An incredibly hard-working artist who has finally learned how to -- as a true professional -- be “the best every time he stepped in front of a microphone,” as Palmer notes, navigating such a delicate sonic tightrope yields incredible results. The lyrical swing of “Kiss an Angel Good Mornin’” feels as familiar as a lullaby -- just like hearing “Rock-a-bye Baby.” Also, the song’s off-kilter rhyme scheme (“Whenever I chance to meet some old friends on the street / They wonder: How does a man get to be this way? / I've always got a smiling face, anytime and any place / And every time they ask me why, I just smile and say …”) allows for it to worm itself into your cerebellum. In layman’s terms, “Kiss an Angel Good Mornin’” is a song you hear once but is forever unforgettable.
In Alanna Nash’s 2002 book Behind Closed Doors: Talking With The Legends of Country Music, Pride makes a strong allusion to the mainstream blend of “Kiss an Angel Good Mornin’” that captivated audiences worldwide.
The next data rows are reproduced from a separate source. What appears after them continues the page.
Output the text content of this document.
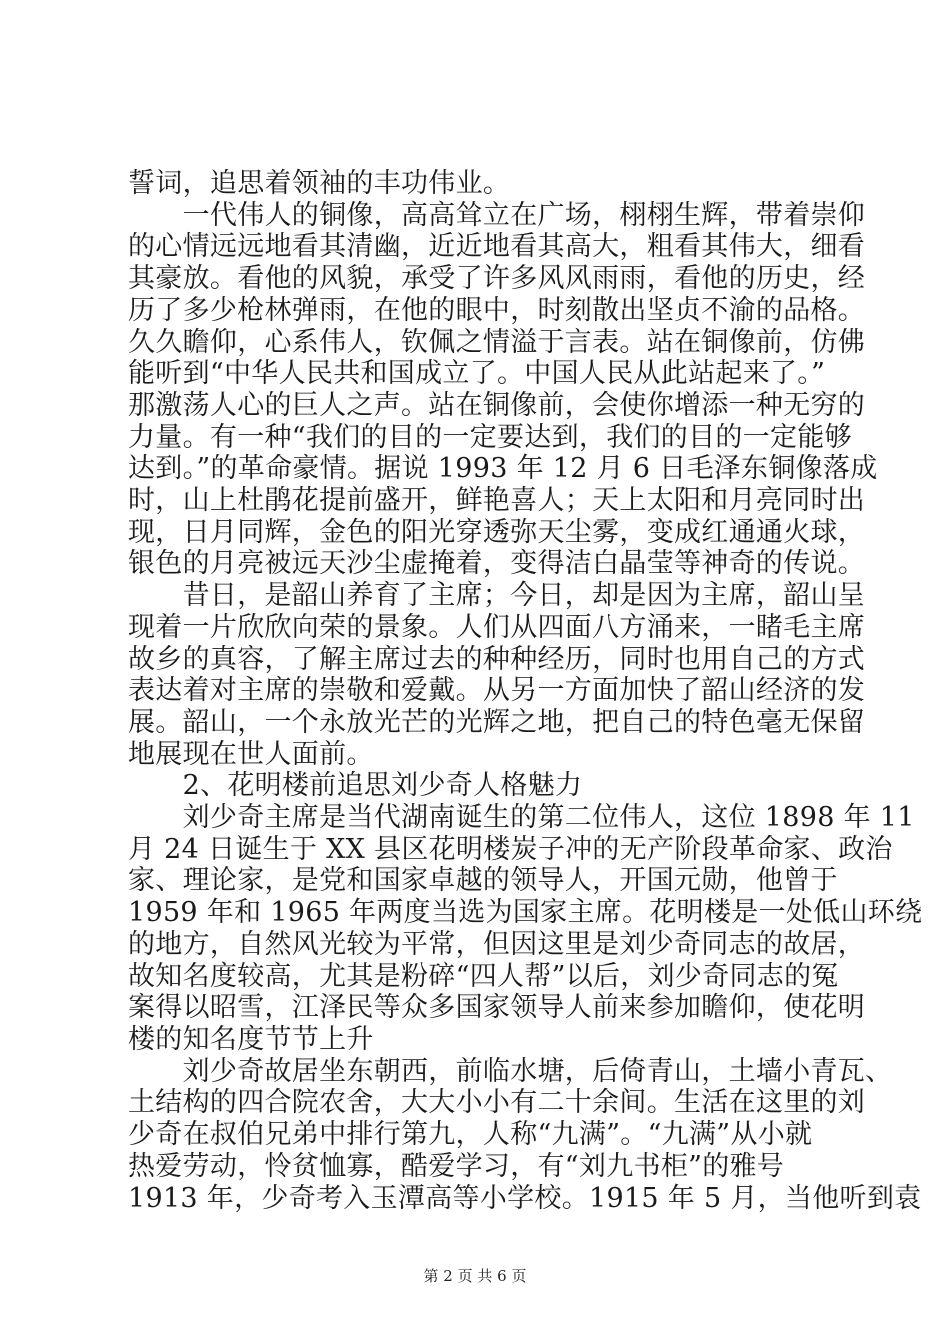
誓词，追思着领袖的丰功伟业。
　　一代伟人的铜像，高高耸立在广场，栩栩生辉，带着崇仰
的心情远远地看其清幽，近近地看其高大，粗看其伟大，细看
其豪放。看他的风貌，承受了许多风风雨雨，看他的历史，经
历了多少枪林弹雨，在他的眼中，时刻散出坚贞不渝的品格。
久久瞻仰，心系伟人，钦佩之情溢于言表。站在铜像前，仿佛
能听到“中华人民共和国成立了。中国人民从此站起来了。”
那激荡人心的巨人之声。站在铜像前，会使你增添一种无穷的
力量。有一种“我们的目的一定要达到，我们的目的一定能够
达到。”的革命豪情。据说 1993 年 12 月 6 日毛泽东铜像落成
时，山上杜鹃花提前盛开，鲜艳喜人；天上太阳和月亮同时出
现，日月同辉，金色的阳光穿透弥天尘雾，变成红通通火球，
银色的月亮被远天沙尘虚掩着，变得洁白晶莹等神奇的传说。
　　昔日，是韶山养育了主席；今日，却是因为主席，韶山呈
现着一片欣欣向荣的景象。人们从四面八方涌来，一睹毛主席
故乡的真容，了解主席过去的种种经历，同时也用自己的方式
表达着对主席的崇敬和爱戴。从另一方面加快了韶山经济的发
展。韶山，一个永放光芒的光辉之地，把自己的特色毫无保留
地展现在世人面前。
　　2、花明楼前追思刘少奇人格魅力
　　刘少奇主席是当代湖南诞生的第二位伟人，这位 1898 年 11
月 24 日诞生于 XX 县区花明楼炭子冲的无产阶段革命家、政治
家、理论家，是党和国家卓越的领导人，开国元勋，他曾于
1959 年和 1965 年两度当选为国家主席。花明楼是一处低山环绕
的地方，自然风光较为平常，但因这里是刘少奇同志的故居，
故知名度较高，尤其是粉碎“四人帮”以后，刘少奇同志的冤
案得以昭雪，江泽民等众多国家领导人前来参加瞻仰，使花明
楼的知名度节节上升
　　刘少奇故居坐东朝西，前临水塘，后倚青山，土墙小青瓦、
土结构的四合院农舍，大大小小有二十余间。生活在这里的刘
少奇在叔伯兄弟中排行第九，人称“九满”。“九满”从小就
热爱劳动，怜贫恤寡，酷爱学习，有“刘九书柜”的雅号
1913 年，少奇考入玉潭高等小学校。1915 年 5 月，当他听到袁
第 2 页 共 6 页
It aligns well with a life well lived, well traveled and, against all odds, successful.
“A lot of so-called experts out there tryin' to put a format together about who's middle-of-the-road, and who's country, and who's contemporary,” says Pride. “But all those kinds of music have been borrowin' from each other for so long that I think it's time to stop punishing one another.”
His quote from before a 2019 performance in Georgia distills that notion to an essence even more vital than the nuances of his craft and the excellence of his groundbreaking legacy.
“I sell lyrics, feelings and emotions,” the icon noted at the time. “Every time I sing a song, that’s what I am trying to do.”